L’opposition entre Léon et son frère Louis, présenté comme
"all MAGA", en donne la formule la plus nette : elle distingue
le "bon catholique", aligné sur la nation sacralisée, du
"mauvais", qui rappelle une instance morale supérieure à la raison
d’État. On retrouve ici l’un des nœuds anciens de l’anticatholicisme
américain : Rome n’est pas seulement une étrangeté doctrinale, mais une
limite à la souveraineté nationale. Cette inquiétude fut assez forte pour
contraindre John F. Kennedy, en 1960, à affirmer qu’il n’était pas "the
Catholic candidate" mais un candidat démocrate se trouvant être
catholique.
Le salut
par la nation
L’image de Donald Trump en thaumaturge national n’était pas
seulement grotesque : elle était intelligible.
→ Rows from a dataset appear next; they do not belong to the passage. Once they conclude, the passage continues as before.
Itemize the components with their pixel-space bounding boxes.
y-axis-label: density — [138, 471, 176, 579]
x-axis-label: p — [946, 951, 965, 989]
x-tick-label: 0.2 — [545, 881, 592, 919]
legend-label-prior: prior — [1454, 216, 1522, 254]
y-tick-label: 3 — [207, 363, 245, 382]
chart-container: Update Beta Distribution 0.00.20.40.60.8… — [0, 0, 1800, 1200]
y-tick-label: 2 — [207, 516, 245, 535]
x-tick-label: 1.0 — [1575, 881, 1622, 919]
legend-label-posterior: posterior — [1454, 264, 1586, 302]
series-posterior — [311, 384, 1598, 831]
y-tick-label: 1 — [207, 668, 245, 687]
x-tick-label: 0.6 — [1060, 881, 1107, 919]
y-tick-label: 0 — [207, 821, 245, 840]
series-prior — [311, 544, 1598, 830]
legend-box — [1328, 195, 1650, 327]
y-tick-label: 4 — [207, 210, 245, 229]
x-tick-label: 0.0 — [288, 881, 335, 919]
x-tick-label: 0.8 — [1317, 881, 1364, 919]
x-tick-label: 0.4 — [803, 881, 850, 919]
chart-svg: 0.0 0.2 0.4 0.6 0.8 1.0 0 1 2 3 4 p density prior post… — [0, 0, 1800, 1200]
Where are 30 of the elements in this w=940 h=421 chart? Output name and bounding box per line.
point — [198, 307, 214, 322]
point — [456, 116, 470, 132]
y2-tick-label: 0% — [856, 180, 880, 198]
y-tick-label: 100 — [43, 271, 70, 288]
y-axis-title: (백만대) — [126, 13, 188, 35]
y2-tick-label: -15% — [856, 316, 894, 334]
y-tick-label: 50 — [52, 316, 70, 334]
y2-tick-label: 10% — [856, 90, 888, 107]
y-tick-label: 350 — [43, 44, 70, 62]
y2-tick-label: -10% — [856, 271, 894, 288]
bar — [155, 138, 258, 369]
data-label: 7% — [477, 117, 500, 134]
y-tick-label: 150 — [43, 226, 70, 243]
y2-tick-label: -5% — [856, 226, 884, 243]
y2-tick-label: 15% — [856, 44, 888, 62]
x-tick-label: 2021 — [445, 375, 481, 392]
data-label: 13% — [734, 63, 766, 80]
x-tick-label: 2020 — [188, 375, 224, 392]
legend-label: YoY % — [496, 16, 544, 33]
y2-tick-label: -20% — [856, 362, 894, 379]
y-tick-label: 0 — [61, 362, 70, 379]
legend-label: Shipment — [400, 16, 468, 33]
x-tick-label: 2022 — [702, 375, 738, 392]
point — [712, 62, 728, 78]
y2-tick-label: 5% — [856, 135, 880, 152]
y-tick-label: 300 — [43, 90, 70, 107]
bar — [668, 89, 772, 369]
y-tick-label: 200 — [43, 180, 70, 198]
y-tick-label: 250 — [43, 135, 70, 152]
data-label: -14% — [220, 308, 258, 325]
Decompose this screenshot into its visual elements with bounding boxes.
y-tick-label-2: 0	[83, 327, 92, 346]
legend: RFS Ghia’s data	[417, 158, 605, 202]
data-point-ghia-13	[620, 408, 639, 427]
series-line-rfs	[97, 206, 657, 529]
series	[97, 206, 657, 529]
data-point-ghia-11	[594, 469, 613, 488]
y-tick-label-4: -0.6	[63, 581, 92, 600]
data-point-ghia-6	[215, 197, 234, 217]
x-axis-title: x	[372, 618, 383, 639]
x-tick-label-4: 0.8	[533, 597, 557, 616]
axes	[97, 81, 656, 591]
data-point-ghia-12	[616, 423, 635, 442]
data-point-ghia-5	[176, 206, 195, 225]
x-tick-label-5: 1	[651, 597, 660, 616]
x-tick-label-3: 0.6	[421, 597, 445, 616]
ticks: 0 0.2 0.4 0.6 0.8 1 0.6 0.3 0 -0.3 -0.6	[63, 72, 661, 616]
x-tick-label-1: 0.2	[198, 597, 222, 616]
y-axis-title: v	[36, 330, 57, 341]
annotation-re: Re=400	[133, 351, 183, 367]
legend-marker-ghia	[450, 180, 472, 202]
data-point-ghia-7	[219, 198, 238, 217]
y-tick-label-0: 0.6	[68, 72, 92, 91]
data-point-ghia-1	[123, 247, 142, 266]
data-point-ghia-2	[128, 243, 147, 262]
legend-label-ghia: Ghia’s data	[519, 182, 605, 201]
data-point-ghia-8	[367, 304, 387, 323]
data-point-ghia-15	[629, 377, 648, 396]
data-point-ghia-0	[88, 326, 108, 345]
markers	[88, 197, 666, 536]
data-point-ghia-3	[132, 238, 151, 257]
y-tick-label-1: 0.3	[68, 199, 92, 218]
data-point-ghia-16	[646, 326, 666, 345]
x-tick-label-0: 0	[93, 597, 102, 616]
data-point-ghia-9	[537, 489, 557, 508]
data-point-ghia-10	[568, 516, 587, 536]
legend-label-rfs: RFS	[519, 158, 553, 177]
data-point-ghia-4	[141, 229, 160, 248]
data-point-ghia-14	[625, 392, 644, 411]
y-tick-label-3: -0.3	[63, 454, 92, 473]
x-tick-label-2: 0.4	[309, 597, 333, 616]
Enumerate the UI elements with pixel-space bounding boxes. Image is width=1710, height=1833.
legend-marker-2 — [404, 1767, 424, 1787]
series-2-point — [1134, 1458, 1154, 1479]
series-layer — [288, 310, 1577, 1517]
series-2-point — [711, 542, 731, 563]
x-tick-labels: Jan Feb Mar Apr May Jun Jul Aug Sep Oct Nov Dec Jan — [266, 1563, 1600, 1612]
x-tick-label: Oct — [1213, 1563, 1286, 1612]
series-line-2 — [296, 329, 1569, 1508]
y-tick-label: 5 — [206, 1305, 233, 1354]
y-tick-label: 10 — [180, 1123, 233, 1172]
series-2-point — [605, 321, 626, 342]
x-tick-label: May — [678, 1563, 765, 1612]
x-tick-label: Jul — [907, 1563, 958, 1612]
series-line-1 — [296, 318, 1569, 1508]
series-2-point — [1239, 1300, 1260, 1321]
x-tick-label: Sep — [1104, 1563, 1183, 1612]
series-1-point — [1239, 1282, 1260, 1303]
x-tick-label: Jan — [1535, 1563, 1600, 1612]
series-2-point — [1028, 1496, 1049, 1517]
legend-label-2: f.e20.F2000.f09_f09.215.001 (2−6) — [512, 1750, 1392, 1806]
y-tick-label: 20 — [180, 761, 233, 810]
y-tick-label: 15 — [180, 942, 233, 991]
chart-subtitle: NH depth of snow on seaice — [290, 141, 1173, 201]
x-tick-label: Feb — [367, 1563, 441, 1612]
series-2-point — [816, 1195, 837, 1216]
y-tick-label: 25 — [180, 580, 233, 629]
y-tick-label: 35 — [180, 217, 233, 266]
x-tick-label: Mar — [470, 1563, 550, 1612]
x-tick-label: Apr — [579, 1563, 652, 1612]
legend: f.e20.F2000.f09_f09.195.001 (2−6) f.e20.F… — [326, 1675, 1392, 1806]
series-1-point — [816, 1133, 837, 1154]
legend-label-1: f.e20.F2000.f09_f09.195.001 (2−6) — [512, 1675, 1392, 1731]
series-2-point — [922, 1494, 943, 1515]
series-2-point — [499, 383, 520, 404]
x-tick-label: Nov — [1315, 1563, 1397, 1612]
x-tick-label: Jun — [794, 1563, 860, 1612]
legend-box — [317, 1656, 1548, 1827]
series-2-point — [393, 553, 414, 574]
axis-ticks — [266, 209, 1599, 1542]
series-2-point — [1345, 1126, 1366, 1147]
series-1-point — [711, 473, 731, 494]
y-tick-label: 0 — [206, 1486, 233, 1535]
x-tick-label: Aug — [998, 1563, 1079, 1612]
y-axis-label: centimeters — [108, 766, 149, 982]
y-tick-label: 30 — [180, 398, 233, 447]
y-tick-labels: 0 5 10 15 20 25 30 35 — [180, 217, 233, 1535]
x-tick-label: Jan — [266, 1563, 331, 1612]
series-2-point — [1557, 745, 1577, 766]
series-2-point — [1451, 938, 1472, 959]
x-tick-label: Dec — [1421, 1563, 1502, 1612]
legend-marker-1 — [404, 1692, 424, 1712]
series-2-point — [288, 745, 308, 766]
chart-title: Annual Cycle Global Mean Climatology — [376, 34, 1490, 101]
Elle procède d’un univers
où salut personnel, bénédiction nationale, puissance militaire et destin
providentiel peuvent se confondre. Une telle fusion place les catholiques dans
une position structurellement inconfortable : patriotes, mais toujours
susceptibles d’être jugés insuffisamment américains dès lors qu’ils invoquent
une autorité universelle. Ce que Donald Trump vise n’est donc pas la religion
en général, mais ce qui, dans le catholicisme, échappe à la captation
nationale. Son anticatholicisme n’est pas doctrinal ; il est un anticatholicisme
de subordination, où la dépendance à Rome se reformule en reproche d’être
"weak" ou "political".
En ce sens, texte et image procèdent d’un même
mouvement : l’un rabaisse, l’autre exalte. Entre les deux se laisse
discerner l’opération consistant à substituer à l’universalité catholique une
sacralité nationale, où le salut ne passe plus par l’Église, mais par la
nation.
La
tentation d’une époque
Cet épisode ne relevait ni d’un simple excès rhétorique, ni
d’une provocation isolée, mais d’un déplacement plus profond. Car ce qui s’est
joué avec ce texte et cette image dépasse la figure de Donald Trump et même la
polémique avec le Pape. Nous avons assisté à une tentative, à peine voilée, de
substituer à l’universalité du christianisme une religion de la nation, où le
salut se confond avec la puissance. Or, il faut le dire avec netteté : le
christianisme ne se laisse pas nationaliser sans se dénaturer. Dès lors que le
Christ devient l’emblème d’un peuple, d’un drapeau ou d’un pouvoir, il cesse
d’être le signe d’un salut offert à tous pour devenir l’argument d’une
domination.
Peut-être est-ce là ce que cette image révèle avec une
franchise involontaire. Non pas la foi d’un homme, mais la tentation d’une
époque : faire de Dieu non plus le juge des nations, mais le garant de
leurs ambitions. Et l’on ne saurait ignorer que, chaque fois que cette
inversion s’opère, ce n’est pas seulement la politique qui s’égare mais
l’Église elle-même qui se trouve compromise.